A insistência de Mahaprajapati, sua tia e mãe adotiva, que se tornaria a primeira monja histórica, somada ao interceder de Ananda, seu primo e assessor principal, foi essencial para que o Sábio Iluminado aceitasse mulheres na comunidade monástica - a Sanga (Sangha) Budista que estava em formação.
Quando Xaquiamuni Buda se torna O Iluminado e exclama "Eu e todos os seres", precisamos compreender que o "Eu" já se refere a "todos os seres". Não há mais dualidade. É a percepção do Uno. "Eu" é o mesmo que todos os seres. O "e" da frase é um indicador de igualdade.
"Todos os seres" não se refere apenas aos humanos, mas abrange toda a grande natureza em sua diversidade. Abrange pedras e rios, flores e montanhas, animais e peixes, o céu e o magma. Por que, então, o Buda Histórico, ao permitir a entrada de mulheres na vida monástica, faz a exigência de que se submetam às "Oito Regras Principais" para superar obstáculos? E por que Mahaprajapati as aceita tão docilmente, dizendo que eram "como um colar de flores"?
Uma monja, mesmo de cem anos, deve respeitosamente cumprimentar, levantar-se na presença, fazer reverência e todos os outros deveres para um monge mesmo que ordenado a um só dia (na presença dos monges, Ananda, é esperado que as mulheres requeiram ordenação para se tornarem monjas. Anuncio isso como a primeira regra importante para as mulheres superarem os obstáculos de forma que os ensinamentos possam ser mantidos durante toda a vida).[2]
A ordem dessas duas versões das Oito Regras é diferente, mas o conteúdo é o mesmo, revelando as discriminações que sofriam as mulheres naquela época - discriminações perpetuadas pelas próprias regras de Buda.
Além dessas Oito Regras Especiais, as monjas se comprometiam a manter um total de 311 regras, enquanto os monges seguiam 227 regras.
Em muitas delas, os monges incorriam em penalidades menores do que as monjas.
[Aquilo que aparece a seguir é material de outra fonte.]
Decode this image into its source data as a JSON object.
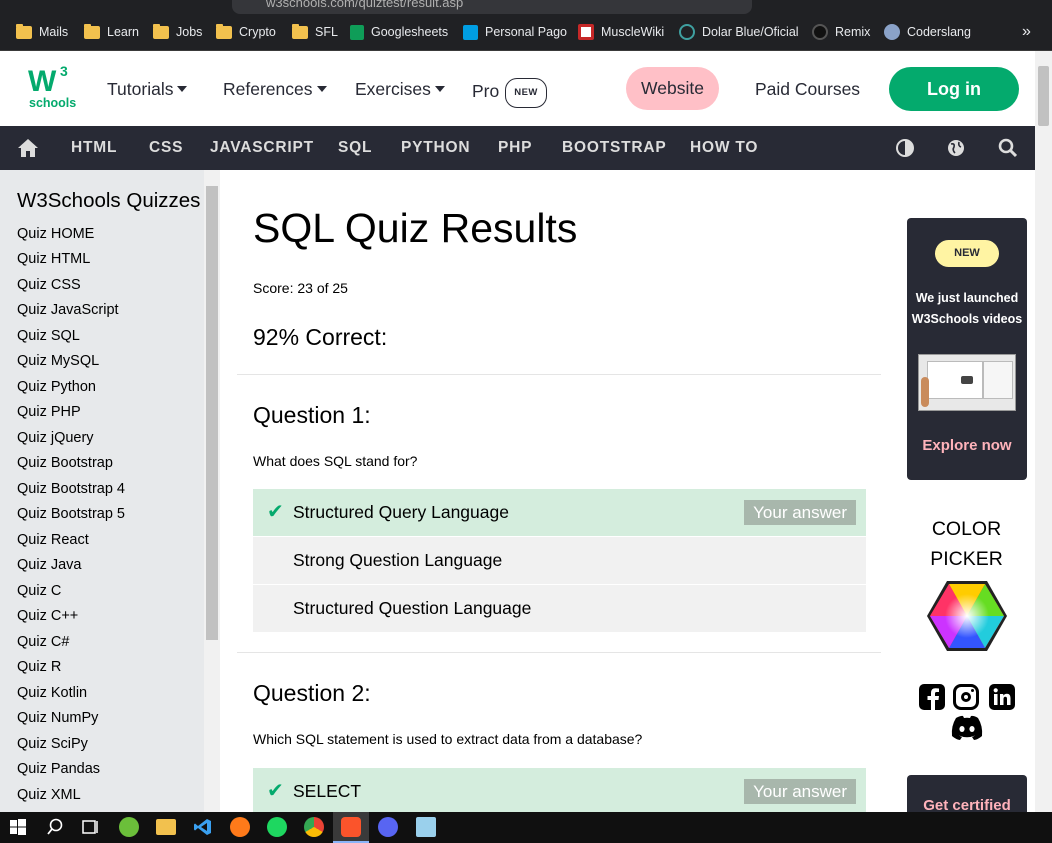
{
  "browser": {
    "url": "w3schools.com/quiztest/result.asp",
    "bookmarks": [
      {
        "label": "Mails",
        "icon": "folder-icon"
      },
      {
        "label": "Learn",
        "icon": "folder-icon"
      },
      {
        "label": "Jobs",
        "icon": "folder-icon"
      },
      {
        "label": "Crypto",
        "icon": "folder-icon"
      },
      {
        "label": "SFL",
        "icon": "folder-icon"
      },
      {
        "label": "Googlesheets",
        "icon": "sheets-icon"
      },
      {
        "label": "Personal Pago",
        "icon": "pago-icon"
      },
      {
        "label": "MuscleWiki",
        "icon": "musclewiki-icon"
      },
      {
        "label": "Dolar Blue/Oficial",
        "icon": "dollar-icon"
      },
      {
        "label": "Remix",
        "icon": "remix-icon"
      },
      {
        "label": "Coderslang",
        "icon": "coderslang-icon"
      }
    ],
    "more_bookmarks": "»"
  },
  "topnav": {
    "logo_text": "schools",
    "logo_mark": "W",
    "logo_sup": "3",
    "tutorials": "Tutorials",
    "references": "References",
    "exercises": "Exercises",
    "pro": "Pro",
    "pro_badge": "NEW",
    "website": "Website",
    "paid_courses": "Paid Courses",
    "login": "Log in"
  },
  "subnav": [
    "HTML",
    "CSS",
    "JAVASCRIPT",
    "SQL",
    "PYTHON",
    "PHP",
    "BOOTSTRAP",
    "HOW TO"
  ],
  "sidebar": {
    "title": "W3Schools Quizzes",
    "items": [
      "Quiz HOME",
      "Quiz HTML",
      "Quiz CSS",
      "Quiz JavaScript",
      "Quiz SQL",
      "Quiz MySQL",
      "Quiz Python",
      "Quiz PHP",
      "Quiz jQuery",
      "Quiz Bootstrap",
      "Quiz Bootstrap 4",
      "Quiz Bootstrap 5",
      "Quiz React",
      "Quiz Java",
      "Quiz C",
      "Quiz C++",
      "Quiz C#",
      "Quiz R",
      "Quiz Kotlin",
      "Quiz NumPy",
      "Quiz SciPy",
      "Quiz Pandas",
      "Quiz XML"
    ]
  },
  "main": {
    "title": "SQL Quiz Results",
    "score": "Score: 23 of 25",
    "percent": "92% Correct:",
    "your_answer": "Your answer",
    "questions": [
      {
        "title": "Question 1:",
        "text": "What does SQL stand for?",
        "answers": [
          "Structured Query Language",
          "Strong Question Language",
          "Structured Question Language"
        ]
      },
      {
        "title": "Question 2:",
        "text": "Which SQL statement is used to extract data from a database?",
        "answers": [
          "SELECT"
        ]
      }
    ]
  },
  "right": {
    "new_badge": "NEW",
    "promo_line1": "We just launched",
    "promo_line2": "W3Schools videos",
    "explore": "Explore now",
    "color_line1": "COLOR",
    "color_line2": "PICKER",
    "certified": "Get certified"
  },
  "colors": {
    "brand_green": "#04aa6d",
    "nav_dark": "#282a35",
    "website_pink": "#ffc0c7",
    "correct_bg": "#d4eddd",
    "sidebar_bg": "#e7e9eb"
  }
}
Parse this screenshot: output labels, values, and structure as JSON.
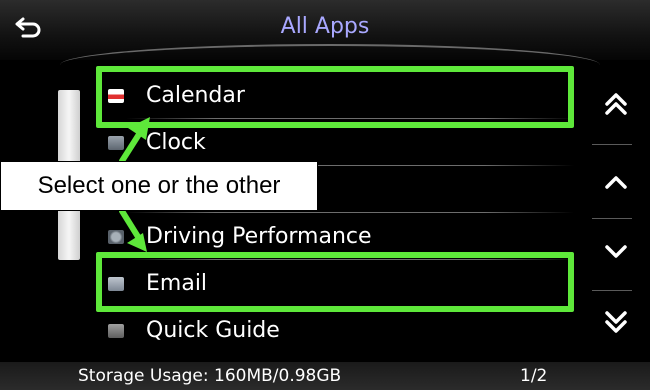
{
  "header": {
    "title": "All Apps"
  },
  "list": {
    "items": [
      {
        "label": "Calendar",
        "icon": "calendar-icon"
      },
      {
        "label": "Clock",
        "icon": "clock-icon"
      },
      {
        "label": "",
        "icon": ""
      },
      {
        "label": "Driving Performance",
        "icon": "driving-performance-icon"
      },
      {
        "label": "Email",
        "icon": "email-icon"
      },
      {
        "label": "Quick Guide",
        "icon": "quick-guide-icon"
      }
    ]
  },
  "controls": {
    "page_up_fast": "double-chevron-up-icon",
    "scroll_up": "chevron-up-icon",
    "scroll_down": "chevron-down-icon",
    "page_down_fast": "double-chevron-down-icon"
  },
  "footer": {
    "storage_usage": "Storage Usage: 160MB/0.98GB",
    "page_indicator": "1/2"
  },
  "annotation": {
    "callout_text": "Select one or the other",
    "highlight_color": "#5ee83a"
  },
  "colors": {
    "title": "#a9a8ff",
    "background": "#000000",
    "text": "#ffffff"
  }
}
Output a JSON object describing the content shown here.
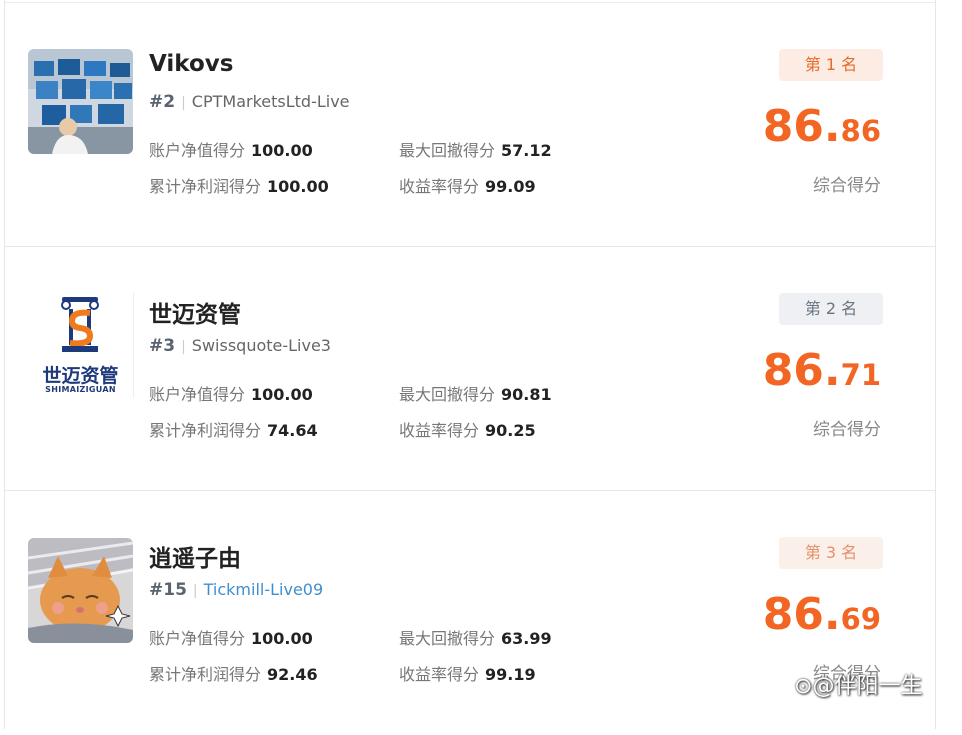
{
  "traders": [
    {
      "name": "Vikovs",
      "rank_no": "#2",
      "account": "CPTMarketsLtd-Live",
      "metrics": {
        "equity_label": "账户净值得分",
        "equity": "100.00",
        "drawdown_label": "最大回撤得分",
        "drawdown": "57.12",
        "profit_label": "累计净利润得分",
        "profit": "100.00",
        "yield_label": "收益率得分",
        "yield": "99.09"
      },
      "badge": "第 1 名",
      "score_int": "86.",
      "score_dec": "86",
      "score_label": "综合得分"
    },
    {
      "name": "世迈资管",
      "rank_no": "#3",
      "account": "Swissquote-Live3",
      "logo_text": "世迈资管",
      "logo_sub": "SHIMAIZIGUAN",
      "metrics": {
        "equity_label": "账户净值得分",
        "equity": "100.00",
        "drawdown_label": "最大回撤得分",
        "drawdown": "90.81",
        "profit_label": "累计净利润得分",
        "profit": "74.64",
        "yield_label": "收益率得分",
        "yield": "90.25"
      },
      "badge": "第 2 名",
      "score_int": "86.",
      "score_dec": "71",
      "score_label": "综合得分"
    },
    {
      "name": "逍遥子由",
      "rank_no": "#15",
      "account": "Tickmill-Live09",
      "metrics": {
        "equity_label": "账户净值得分",
        "equity": "100.00",
        "drawdown_label": "最大回撤得分",
        "drawdown": "63.99",
        "profit_label": "累计净利润得分",
        "profit": "92.46",
        "yield_label": "收益率得分",
        "yield": "99.19"
      },
      "badge": "第 3 名",
      "score_int": "86.",
      "score_dec": "69",
      "score_label": "综合得分"
    }
  ],
  "watermark": "@伴阳一生",
  "colors": {
    "score": "#f26522",
    "link": "#3f8fd0",
    "badge_first": "#fdece3"
  }
}
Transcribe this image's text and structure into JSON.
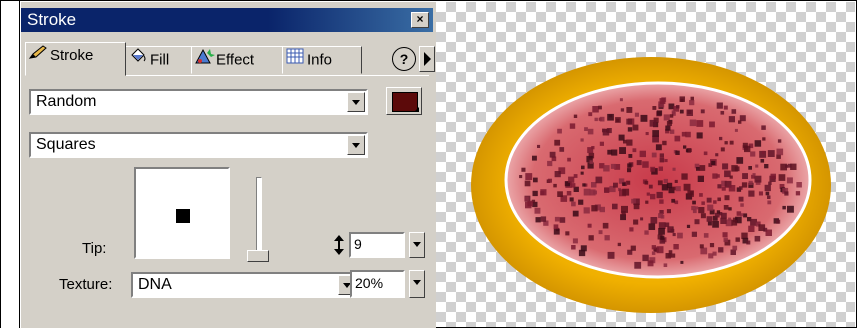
{
  "panel": {
    "title": "Stroke",
    "close_label": "×",
    "tabs": [
      {
        "label": "Stroke",
        "icon": "pencil-icon"
      },
      {
        "label": "Fill",
        "icon": "paint-bucket-icon"
      },
      {
        "label": "Effect",
        "icon": "effect-icon"
      },
      {
        "label": "Info",
        "icon": "info-grid-icon"
      }
    ],
    "help_label": "?"
  },
  "stroke": {
    "category": "Random",
    "type": "Squares",
    "color": "#5c0a0a",
    "tip_label": "Tip:",
    "tip_size": "9",
    "texture_label": "Texture:",
    "texture": "DNA",
    "texture_amount": "20%"
  },
  "colors": {
    "panel_bg": "#d4d0c8",
    "titlebar": "#0a246a",
    "ellipse_outer": "#e8a600",
    "ellipse_inner": "#d9606a"
  }
}
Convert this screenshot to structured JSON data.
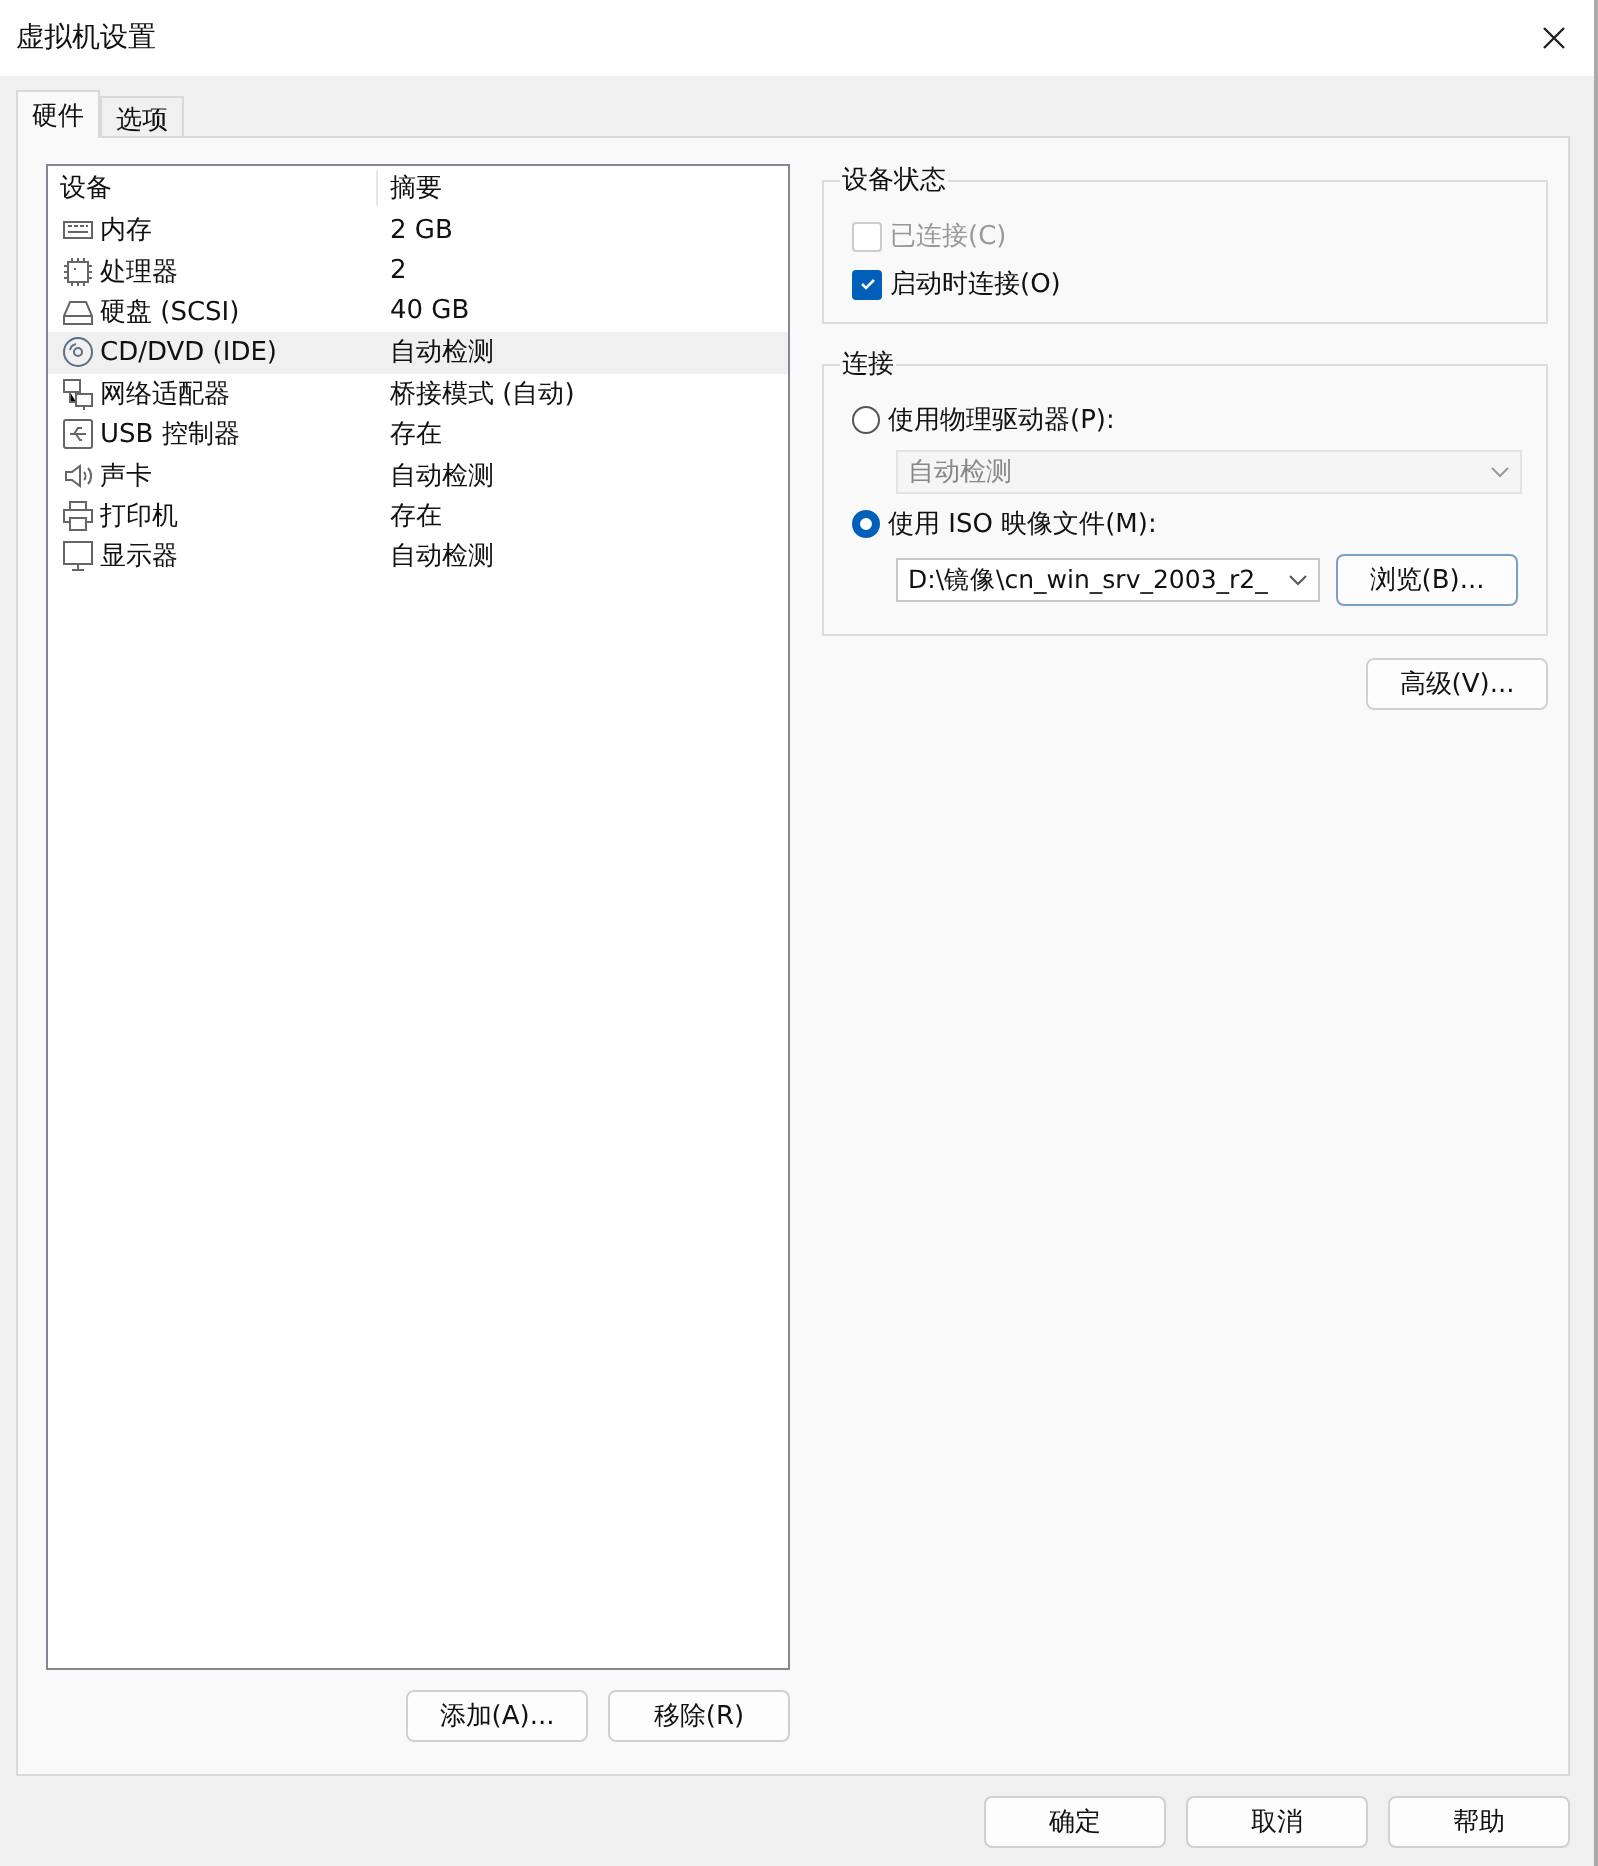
{
  "window": {
    "title": "虚拟机设置"
  },
  "tabs": [
    {
      "label": "硬件",
      "selected": true
    },
    {
      "label": "选项",
      "selected": false
    }
  ],
  "devices": {
    "columns": [
      "设备",
      "摘要"
    ],
    "rows": [
      {
        "kind": "memory",
        "name": "内存",
        "summary": "2 GB",
        "selected": false
      },
      {
        "kind": "cpu",
        "name": "处理器",
        "summary": "2",
        "selected": false
      },
      {
        "kind": "disk",
        "name": "硬盘 (SCSI)",
        "summary": "40 GB",
        "selected": false
      },
      {
        "kind": "cd",
        "name": "CD/DVD (IDE)",
        "summary": "自动检测",
        "selected": true
      },
      {
        "kind": "network",
        "name": "网络适配器",
        "summary": "桥接模式 (自动)",
        "selected": false
      },
      {
        "kind": "usb",
        "name": "USB 控制器",
        "summary": "存在",
        "selected": false
      },
      {
        "kind": "sound",
        "name": "声卡",
        "summary": "自动检测",
        "selected": false
      },
      {
        "kind": "printer",
        "name": "打印机",
        "summary": "存在",
        "selected": false
      },
      {
        "kind": "display",
        "name": "显示器",
        "summary": "自动检测",
        "selected": false
      }
    ]
  },
  "device_buttons": [
    "添加(A)...",
    "移除(R)"
  ],
  "device_status": {
    "title": "设备状态",
    "items": [
      {
        "label": "已连接(C)",
        "checked": false,
        "disabled": true
      },
      {
        "label": "启动时连接(O)",
        "checked": true,
        "disabled": false
      }
    ]
  },
  "connection": {
    "title": "连接",
    "physical": {
      "label": "使用物理驱动器(P):",
      "selected": false,
      "drive": "自动检测"
    },
    "iso": {
      "label": "使用 ISO 映像文件(M):",
      "selected": true,
      "path": "D:\\镜像\\cn_win_srv_2003_r2_",
      "browse": "浏览(B)..."
    }
  },
  "advanced_button": "高级(V)...",
  "footer_buttons": [
    "确定",
    "取消",
    "帮助"
  ]
}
Exigia-se muito mais das monjas em termos de disciplina e conduta.
Eram regras de treinamento criadas por Gautama Buda e por seus discípulos para facilitar a vida em harmonia comunitária e alcançar a meta principal de Nirvana. Geralmente eram feitas para atender demandas, em resposta a alguma ofensa que houvesse sido cometida. Não significava que os monges se sentaram e pensaram em regras e codificações, mas sim que responderam às necessidades que iam surgindo no decurso da prática comunitária, dos erros e acertos dos praticantes e dos comentários e expectativas dos leigos.
Qual a situação das mulheres na Índia antiga? Não eram elas tratadas nos textos sagrados como impuras, tentadoras, sedutoras, ciumentas, sexualmente insaciáveis e incontroláveis? Não dependiam as mulheres de seus maridos, pais, filhos, consortes para ter qualquer qualificação social? Se a dignidade das mulheres dependia dos homens aos quais estavam ligadas, o que acontecia a elas quando seus maridos ou outros parentes homens as abandonavam para entrar na vida religiosa?
No período pré-budista há algumas referências históricas a mulheres sábias. São casos raros, como meteoros que surgissem do nada e desaparecessem sem deixar traço. Sem dúvida há uma tradição de mulheres mestras e professoras sábias, mas seus nomes e detalhes da tradição são obscuros ou se perderam.
As incursões arianas na Índia, por volta de 1.500 antes de Cristo, acabaram impondo uma ordem patriarcal e predominantemente masculina, que substituiu a sociedade matriarcal dos vales Hindus.
Anteriormente à dominação ariana as mulheres contribuíam economicamente, participavam do trabalho agrícola, faziam roupas, cestas, flechas.
As meninas, assim como os meninos, eram iniciados nos sagrados textos dos Vedas. As mulheres podiam participar com seus maridos dos rituais religiosos e, mesmo as que não tinham companheiros, podiam fazer ofertas nesses rituais. Entretanto, isso se aplicava apenas às mulheres das castas superiores.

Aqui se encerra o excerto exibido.